This bleak story of a biker gang who raise hell everywhere they go and sometimes die for it was one of the most influential exploitation films of the 60s, but it’s aged about as well as stuff from the farmer’s market that you put in the bottom drawer of your refrigerator and then forgot about for two years. Who’s the dumbest member of The Angels? It’s hard to tell. They’re ALL good candidates. The slow pace is what really kills this, though. Director Roger Corman has a lot of interesting accomplishments to his name and one of those is how he manages to make a scene in which the bikers rip apart a church like it’s Pleasure Island in Pinocchio while a gang rape goes on in the same room and a fresh corpse is propped up on a chair in another part of the room TEDIOUS. But he does it. Then again, this was the 60s. Maybe you’re supposed to get high for this.

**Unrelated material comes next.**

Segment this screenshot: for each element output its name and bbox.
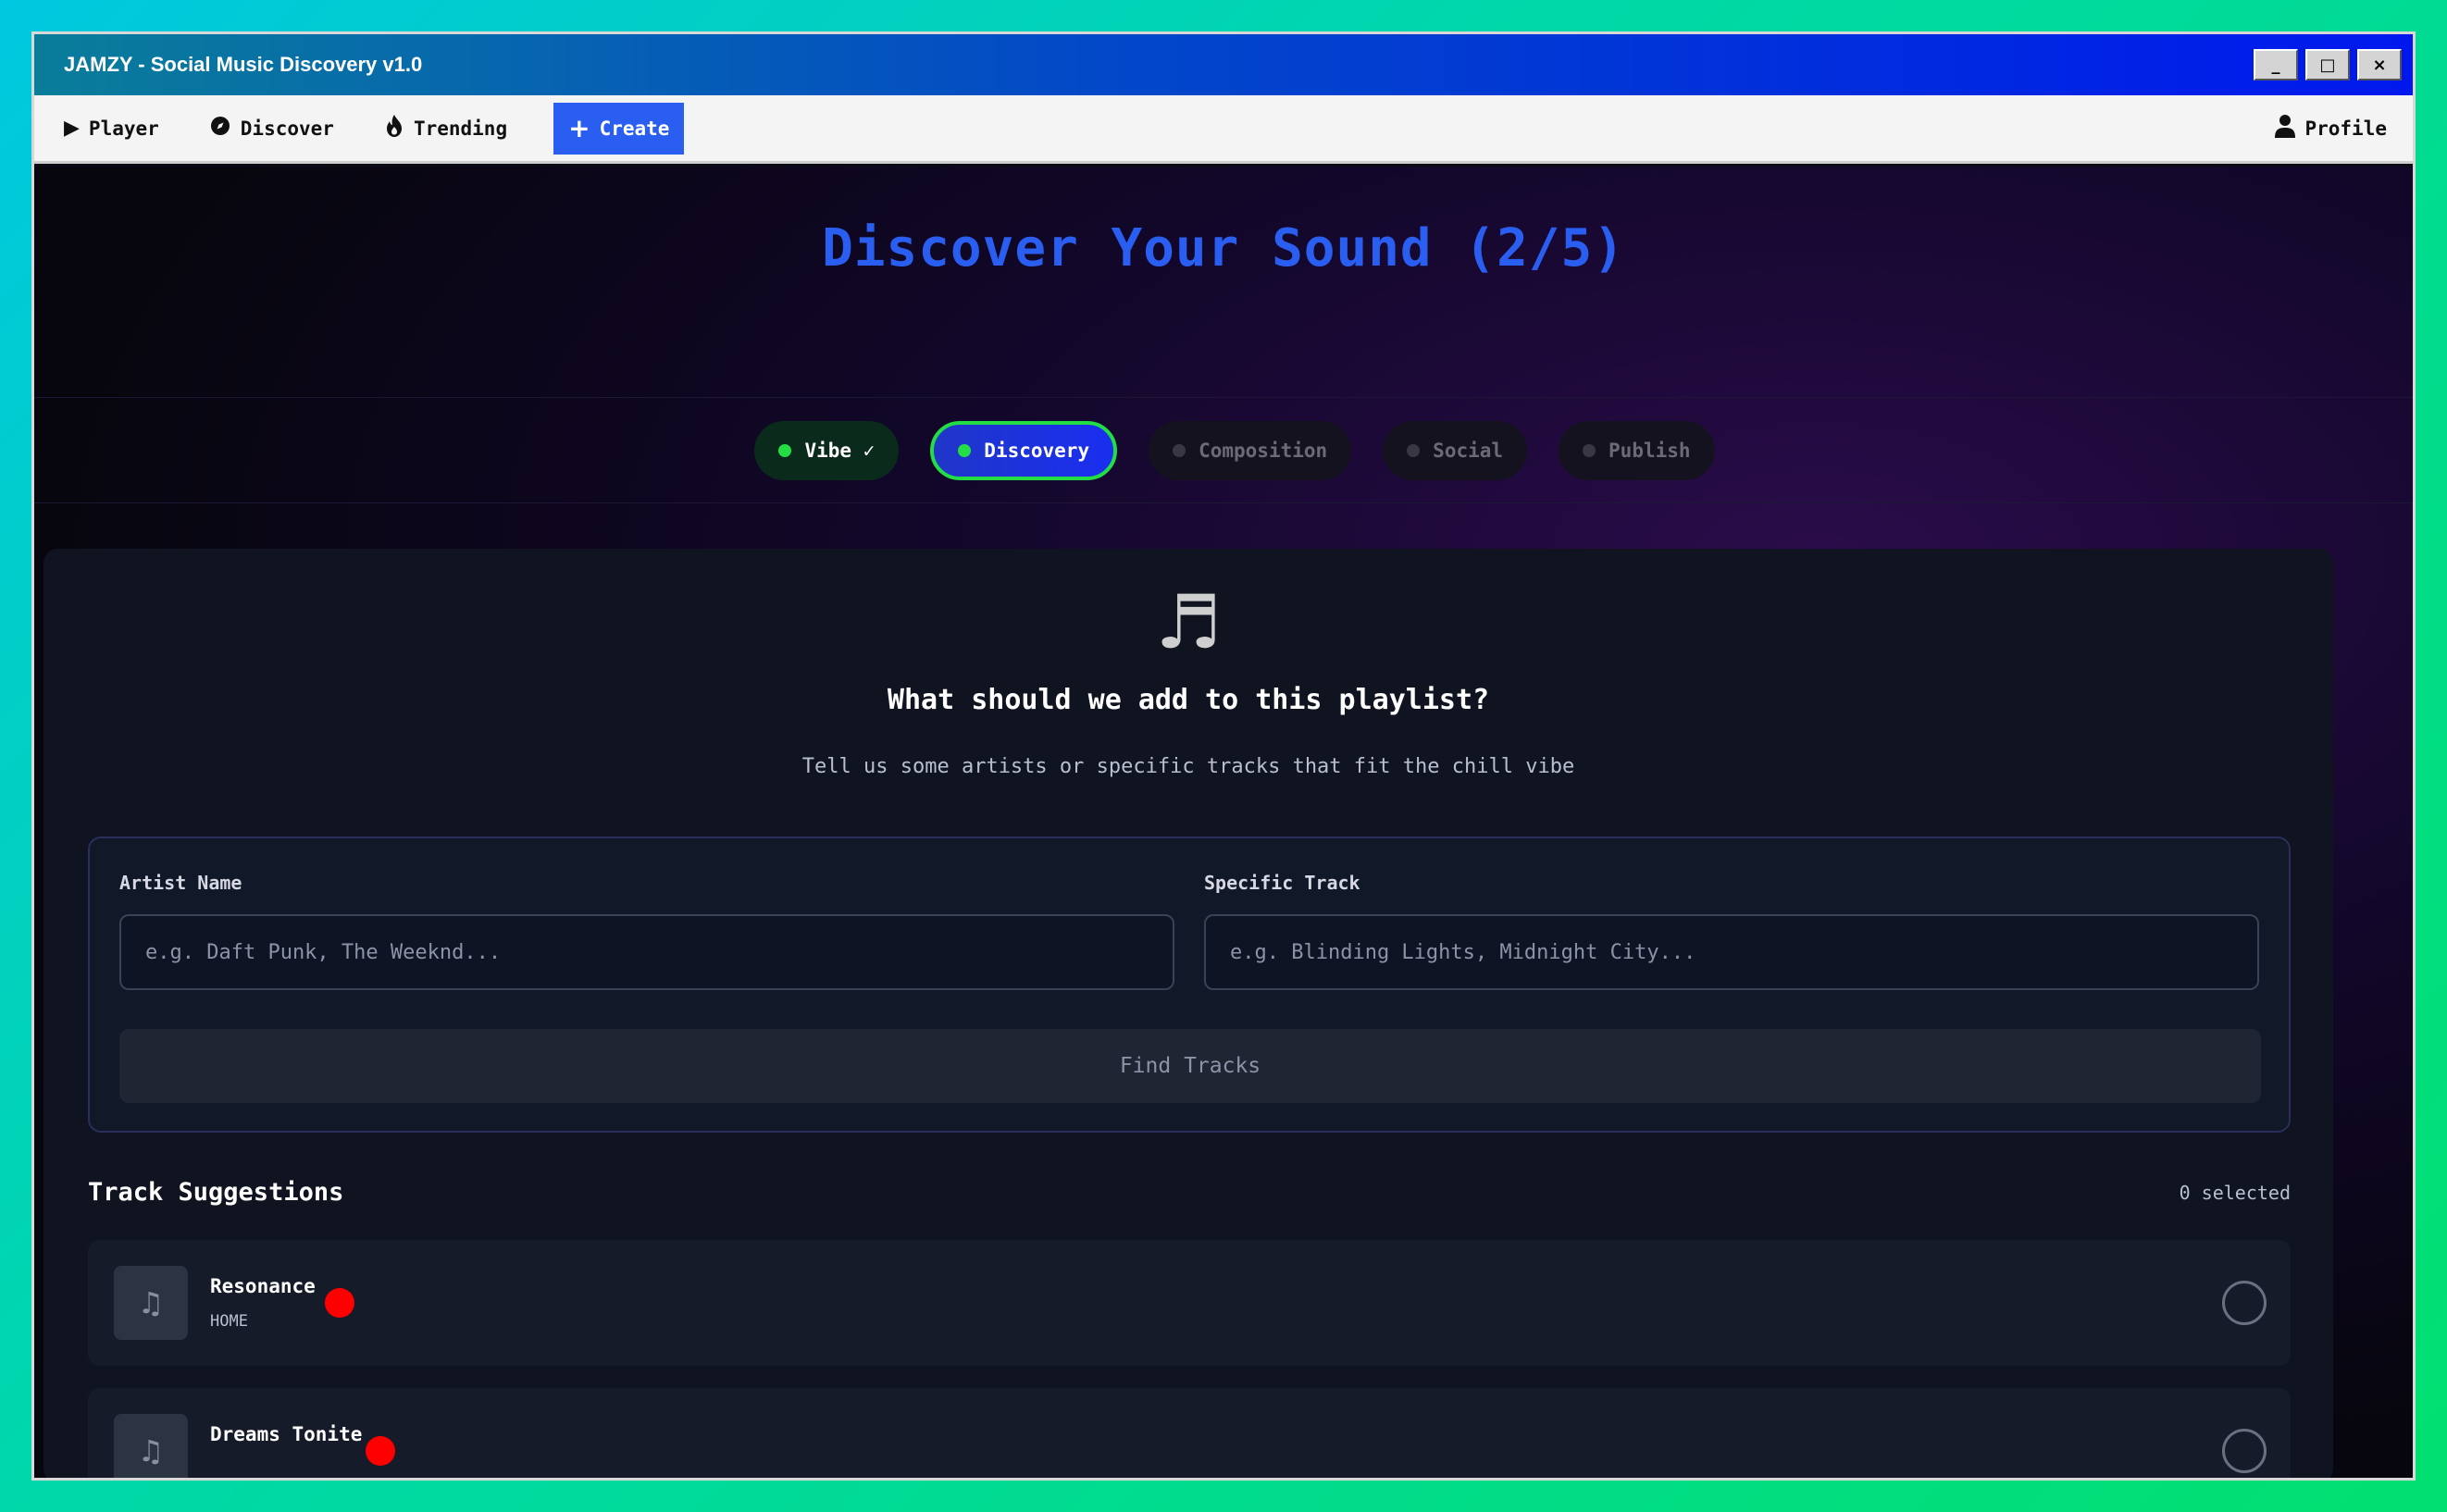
plus-icon: +	[568, 113, 590, 143]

The best reasons to see this are for its cast of young actors who’d go on to have long careers, as well as the film’s museum piece imagery and attitudes (notably the gang’s taste for swastikas) that no one would be able to get away with in a film today.
This hit the drive-ins at around the same time that Hunter S. Thompson’s terrific book about The Hell’s Angels came out and both helped usher in a renewed fascination for biker gangs in pop culture. After this, dozens more films about psychopaths on cycles were produced.